UPDATED, CONSISTENT CONTENT
Once the design phase is complete, OEMs can optimize their mobile offerings by creating precise, direct content that is geared to their customer base. It’s important to note that while mobile websites are accessible by anyone with a web browser, mobile apps are exclusive only to those that own smartphones and probably paid for the app. Crafting content accordingly will help tailor messages to target audiences.
More shopping is done online than ever before and lacking the basic tools and technological solutions to capitalize on this development can directly hinder sales, according to Google research.
Roughly 61 percent of people would leave a mobile website if they couldn’t immediately find what they were looking for. In addition, 67 percent of people are more likely to purchase products from a website that’s mobile-friendly.
Essentially, not updating to mobile systems to include the content customers want directly aids competitors because people will search elsewhere.
In terms of a parts catalog, having cloud-based software driving the transcription of numbers, orders and available parts onto a website or app is crucial because in today’s world of convenience and quick service, OEMs stand to gain from more closely aligning to the demands of tech-advanced customers. The after-market industry relies on obtaining spare parts as quickly as possible. Mobile website and app design can aid in this venture.
IMPACTING FUTURE GROWTH POTENTIAL
A report from mobile analytics company Flurry pointed out the amount of time spent on mobile apps is increasing every year. In 2014, the average person spent roughly 2 hours and 49 minutes on their mobile devices per day, with 2 hours and 19 minutes of that time spent on apps.
These developments are not mere fads, but documented avenues for greater success in the future.

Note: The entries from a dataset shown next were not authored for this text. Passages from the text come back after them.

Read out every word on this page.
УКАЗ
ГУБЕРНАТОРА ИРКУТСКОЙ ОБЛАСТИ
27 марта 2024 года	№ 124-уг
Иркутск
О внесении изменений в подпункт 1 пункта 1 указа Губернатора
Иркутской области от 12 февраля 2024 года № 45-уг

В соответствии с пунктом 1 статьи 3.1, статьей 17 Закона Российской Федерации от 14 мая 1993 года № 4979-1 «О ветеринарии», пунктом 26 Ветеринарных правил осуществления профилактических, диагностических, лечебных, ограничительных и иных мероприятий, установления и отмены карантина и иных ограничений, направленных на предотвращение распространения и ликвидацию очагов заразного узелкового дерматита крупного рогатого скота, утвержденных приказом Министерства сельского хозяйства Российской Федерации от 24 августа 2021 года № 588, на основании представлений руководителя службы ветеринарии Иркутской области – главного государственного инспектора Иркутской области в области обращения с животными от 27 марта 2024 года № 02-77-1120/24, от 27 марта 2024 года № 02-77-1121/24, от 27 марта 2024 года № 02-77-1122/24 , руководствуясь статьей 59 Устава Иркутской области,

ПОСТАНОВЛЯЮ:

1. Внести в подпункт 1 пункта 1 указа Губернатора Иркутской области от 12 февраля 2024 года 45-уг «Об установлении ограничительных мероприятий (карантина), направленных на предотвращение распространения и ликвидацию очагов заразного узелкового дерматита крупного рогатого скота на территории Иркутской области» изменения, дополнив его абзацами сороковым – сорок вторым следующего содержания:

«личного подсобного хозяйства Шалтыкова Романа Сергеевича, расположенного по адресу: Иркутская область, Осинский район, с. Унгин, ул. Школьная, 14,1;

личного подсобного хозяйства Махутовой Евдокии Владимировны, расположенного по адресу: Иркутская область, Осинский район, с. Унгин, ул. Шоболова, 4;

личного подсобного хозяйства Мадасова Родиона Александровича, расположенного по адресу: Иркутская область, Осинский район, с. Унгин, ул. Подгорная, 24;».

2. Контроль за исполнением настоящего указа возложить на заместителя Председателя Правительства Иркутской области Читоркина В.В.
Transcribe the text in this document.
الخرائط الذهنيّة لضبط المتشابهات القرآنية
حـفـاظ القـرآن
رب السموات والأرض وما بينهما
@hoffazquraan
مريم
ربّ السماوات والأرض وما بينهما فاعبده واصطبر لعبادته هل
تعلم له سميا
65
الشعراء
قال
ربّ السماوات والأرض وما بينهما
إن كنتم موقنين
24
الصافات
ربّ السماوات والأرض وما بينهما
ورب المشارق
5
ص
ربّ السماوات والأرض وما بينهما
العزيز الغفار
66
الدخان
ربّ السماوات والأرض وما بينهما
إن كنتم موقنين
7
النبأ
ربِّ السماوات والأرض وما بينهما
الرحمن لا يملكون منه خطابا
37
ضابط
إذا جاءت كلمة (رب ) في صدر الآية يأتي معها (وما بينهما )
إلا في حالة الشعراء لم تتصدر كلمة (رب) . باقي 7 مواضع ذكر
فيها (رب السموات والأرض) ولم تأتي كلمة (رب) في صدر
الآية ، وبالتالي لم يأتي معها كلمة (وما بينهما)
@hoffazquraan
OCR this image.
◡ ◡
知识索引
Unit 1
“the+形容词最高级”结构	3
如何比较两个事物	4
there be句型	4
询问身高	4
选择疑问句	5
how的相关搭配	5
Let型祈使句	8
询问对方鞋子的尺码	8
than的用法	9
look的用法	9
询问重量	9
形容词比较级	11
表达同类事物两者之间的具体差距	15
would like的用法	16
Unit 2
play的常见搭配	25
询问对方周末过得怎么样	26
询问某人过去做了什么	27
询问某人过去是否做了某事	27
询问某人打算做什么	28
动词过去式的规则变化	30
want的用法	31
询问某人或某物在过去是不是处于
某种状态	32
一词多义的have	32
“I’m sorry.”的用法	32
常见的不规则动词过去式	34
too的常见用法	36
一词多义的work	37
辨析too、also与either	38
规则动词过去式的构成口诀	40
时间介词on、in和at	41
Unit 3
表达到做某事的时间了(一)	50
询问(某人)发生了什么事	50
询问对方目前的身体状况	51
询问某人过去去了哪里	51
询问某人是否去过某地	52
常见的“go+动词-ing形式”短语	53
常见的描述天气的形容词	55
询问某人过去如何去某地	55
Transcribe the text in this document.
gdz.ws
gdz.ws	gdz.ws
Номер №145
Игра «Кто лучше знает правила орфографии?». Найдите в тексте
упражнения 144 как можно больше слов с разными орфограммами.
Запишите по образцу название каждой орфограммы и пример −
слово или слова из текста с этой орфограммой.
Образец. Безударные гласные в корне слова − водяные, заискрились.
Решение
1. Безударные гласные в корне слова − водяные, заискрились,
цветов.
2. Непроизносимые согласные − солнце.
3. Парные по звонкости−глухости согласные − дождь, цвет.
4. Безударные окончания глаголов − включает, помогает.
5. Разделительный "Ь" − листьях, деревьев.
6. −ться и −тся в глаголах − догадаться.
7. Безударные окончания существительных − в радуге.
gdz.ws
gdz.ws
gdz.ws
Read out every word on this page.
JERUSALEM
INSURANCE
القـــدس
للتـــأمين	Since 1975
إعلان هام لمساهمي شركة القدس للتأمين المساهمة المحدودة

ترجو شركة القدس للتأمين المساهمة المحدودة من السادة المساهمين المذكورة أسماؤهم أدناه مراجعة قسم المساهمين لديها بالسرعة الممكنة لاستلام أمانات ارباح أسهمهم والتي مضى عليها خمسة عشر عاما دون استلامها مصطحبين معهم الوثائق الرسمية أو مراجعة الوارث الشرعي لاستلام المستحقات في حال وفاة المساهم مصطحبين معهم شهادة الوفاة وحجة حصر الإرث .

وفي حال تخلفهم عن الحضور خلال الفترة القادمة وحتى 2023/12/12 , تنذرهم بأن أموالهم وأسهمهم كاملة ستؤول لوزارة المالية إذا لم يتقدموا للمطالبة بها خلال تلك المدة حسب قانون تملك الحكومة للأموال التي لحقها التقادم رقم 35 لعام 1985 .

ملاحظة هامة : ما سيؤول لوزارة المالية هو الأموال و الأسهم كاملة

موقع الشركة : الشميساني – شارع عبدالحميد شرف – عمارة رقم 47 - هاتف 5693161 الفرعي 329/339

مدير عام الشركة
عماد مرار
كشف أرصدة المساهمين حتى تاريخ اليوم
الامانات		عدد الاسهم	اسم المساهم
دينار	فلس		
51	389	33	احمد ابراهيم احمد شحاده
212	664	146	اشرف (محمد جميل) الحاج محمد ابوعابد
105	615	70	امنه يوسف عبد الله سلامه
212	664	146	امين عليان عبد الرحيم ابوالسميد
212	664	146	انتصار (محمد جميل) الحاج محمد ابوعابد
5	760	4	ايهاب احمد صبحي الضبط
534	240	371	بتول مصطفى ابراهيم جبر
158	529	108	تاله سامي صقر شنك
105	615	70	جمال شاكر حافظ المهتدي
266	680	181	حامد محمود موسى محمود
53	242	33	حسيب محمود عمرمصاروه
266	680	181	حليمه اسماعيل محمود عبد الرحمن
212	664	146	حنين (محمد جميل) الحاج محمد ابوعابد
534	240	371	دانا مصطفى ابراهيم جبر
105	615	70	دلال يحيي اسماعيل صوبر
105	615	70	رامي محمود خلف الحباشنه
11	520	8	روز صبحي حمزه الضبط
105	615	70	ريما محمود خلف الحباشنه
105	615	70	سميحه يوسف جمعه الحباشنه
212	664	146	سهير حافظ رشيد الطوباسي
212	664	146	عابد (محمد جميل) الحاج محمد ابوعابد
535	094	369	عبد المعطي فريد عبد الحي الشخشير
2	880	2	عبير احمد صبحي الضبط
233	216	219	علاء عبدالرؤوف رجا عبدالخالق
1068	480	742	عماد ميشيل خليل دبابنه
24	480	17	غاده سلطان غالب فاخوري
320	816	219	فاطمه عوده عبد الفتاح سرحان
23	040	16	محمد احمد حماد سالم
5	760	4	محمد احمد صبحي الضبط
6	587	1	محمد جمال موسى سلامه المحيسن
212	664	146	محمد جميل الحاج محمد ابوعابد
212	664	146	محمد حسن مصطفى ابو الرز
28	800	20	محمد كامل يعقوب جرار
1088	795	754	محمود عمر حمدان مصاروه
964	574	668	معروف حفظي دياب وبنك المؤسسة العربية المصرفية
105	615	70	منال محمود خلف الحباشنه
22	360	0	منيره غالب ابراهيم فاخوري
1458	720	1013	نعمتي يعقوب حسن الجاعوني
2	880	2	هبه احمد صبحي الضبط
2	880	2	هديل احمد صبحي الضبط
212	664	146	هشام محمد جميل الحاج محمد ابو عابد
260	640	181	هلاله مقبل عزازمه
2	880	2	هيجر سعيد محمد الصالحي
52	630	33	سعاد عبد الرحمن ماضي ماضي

Though manufacturing is typically thought of as one of the oldest economic sectors, the industry is actually advancing far beyond its capabilities of even a few years ago. No longer are phone calls, faxes and face-to-face meetings the primary means of transferring information and coming up with workable solutions to problems. With the use of mobile sites and apps, OEMs have an entire new world of opportunity at their fingertips and customers can see this information in real-time, creating a new, optimized relationship that benefits everyone involved.